JACKSONVILLE, Fla. — As part of this year’s Celebration of Valor, the Jags team and the City of Jacksonville’s Military Affairs & Veterans Department distributed grant money to several local organizations that are helping our military service members and veterans.

K9s For Warriors, which provides service dogs for veterans, and Operation New Uniform, which helps veterans transition back into the workforce, both received $5,000.

“What this city is helping us do is create hope for the veterans, for our warriors,” said Greg Wells, Manager of programs for K9s For Warriors.

“It’s helping veterans,” added Sean Stull, the Director of Training and Transition at Operation New Uniform. “It’s making sure no veteran struggles the way I did.”

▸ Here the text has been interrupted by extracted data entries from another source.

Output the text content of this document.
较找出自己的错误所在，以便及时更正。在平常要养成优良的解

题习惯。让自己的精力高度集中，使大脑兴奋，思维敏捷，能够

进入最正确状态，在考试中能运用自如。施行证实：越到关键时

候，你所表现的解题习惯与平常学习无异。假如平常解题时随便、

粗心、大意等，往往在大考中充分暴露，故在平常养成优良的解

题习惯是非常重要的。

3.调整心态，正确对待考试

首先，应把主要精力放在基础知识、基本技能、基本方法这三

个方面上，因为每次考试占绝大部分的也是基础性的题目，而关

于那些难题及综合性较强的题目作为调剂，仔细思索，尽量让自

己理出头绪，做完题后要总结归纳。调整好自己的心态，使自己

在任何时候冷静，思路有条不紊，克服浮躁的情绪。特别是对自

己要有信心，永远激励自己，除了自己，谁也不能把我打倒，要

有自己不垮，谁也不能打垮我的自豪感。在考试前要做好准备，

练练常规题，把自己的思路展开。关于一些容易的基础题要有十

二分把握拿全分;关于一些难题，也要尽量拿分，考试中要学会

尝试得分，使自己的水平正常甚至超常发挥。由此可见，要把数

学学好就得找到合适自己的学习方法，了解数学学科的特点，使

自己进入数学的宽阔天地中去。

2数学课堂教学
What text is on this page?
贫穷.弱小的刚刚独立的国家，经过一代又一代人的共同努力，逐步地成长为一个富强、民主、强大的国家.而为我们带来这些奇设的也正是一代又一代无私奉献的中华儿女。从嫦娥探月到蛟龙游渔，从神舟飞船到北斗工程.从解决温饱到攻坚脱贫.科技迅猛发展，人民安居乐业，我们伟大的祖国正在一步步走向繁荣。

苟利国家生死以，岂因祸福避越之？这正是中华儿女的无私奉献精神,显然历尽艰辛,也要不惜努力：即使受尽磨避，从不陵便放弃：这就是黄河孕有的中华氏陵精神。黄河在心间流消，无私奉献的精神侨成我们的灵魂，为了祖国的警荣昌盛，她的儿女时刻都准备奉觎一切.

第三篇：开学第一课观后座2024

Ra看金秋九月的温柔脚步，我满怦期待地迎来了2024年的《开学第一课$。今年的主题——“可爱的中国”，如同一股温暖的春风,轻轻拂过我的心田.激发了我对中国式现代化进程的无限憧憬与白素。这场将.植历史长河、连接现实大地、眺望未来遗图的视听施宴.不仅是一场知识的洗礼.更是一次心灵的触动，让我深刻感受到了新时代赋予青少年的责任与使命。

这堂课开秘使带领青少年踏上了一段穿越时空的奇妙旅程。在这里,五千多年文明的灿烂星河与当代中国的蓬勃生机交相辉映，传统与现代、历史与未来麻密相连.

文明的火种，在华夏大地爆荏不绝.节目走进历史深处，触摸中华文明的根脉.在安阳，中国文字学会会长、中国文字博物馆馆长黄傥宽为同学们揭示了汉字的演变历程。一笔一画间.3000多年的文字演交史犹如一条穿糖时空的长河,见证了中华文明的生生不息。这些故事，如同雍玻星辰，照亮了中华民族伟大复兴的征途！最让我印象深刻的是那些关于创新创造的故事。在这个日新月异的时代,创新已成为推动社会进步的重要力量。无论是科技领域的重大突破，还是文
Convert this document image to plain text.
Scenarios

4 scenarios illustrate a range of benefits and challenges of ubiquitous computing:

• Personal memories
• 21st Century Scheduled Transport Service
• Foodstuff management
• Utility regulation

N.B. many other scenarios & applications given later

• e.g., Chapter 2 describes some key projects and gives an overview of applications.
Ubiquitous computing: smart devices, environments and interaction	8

Stull retired from the Navy two years ago and still remembers how disorienting it was. “Once you take that uniform off, it’s hard to figure out who you were,” he recalled.

“I struggled a little bit trying to figure out where I fit.”

He now guides other veterans, in hopes of using this money to expand. “[Operation New Uniform wants] to help more veterans, to spread our reach further,” he explained.

Meanwhile, this grant money will support the construction of a mega-kennel at K9s For Warriors, which will allow the organization to more than double the amount of service dogs that will be paired with veterans, and decrease wait times.

Instead of having to wait up to five years for a service dog, veterans will now wait about a year.

“What we need to do is focus on helping the warrior right now,” Wells emphasized. He served in the U.S. Army for eight years and deployed to both Iraq and Afghanistan. “I got a service dog and immediately I knew I was going to be ok. I love this dog.”

He’s been paired up with his service dog Utah for almost six years.

These veterans want others to like them to know, there is a lot of support available out there, and all they have to do is reach out.

“There is a light. There is hope,” Stull emphasized. “You do have value, you don’t have to just settle.”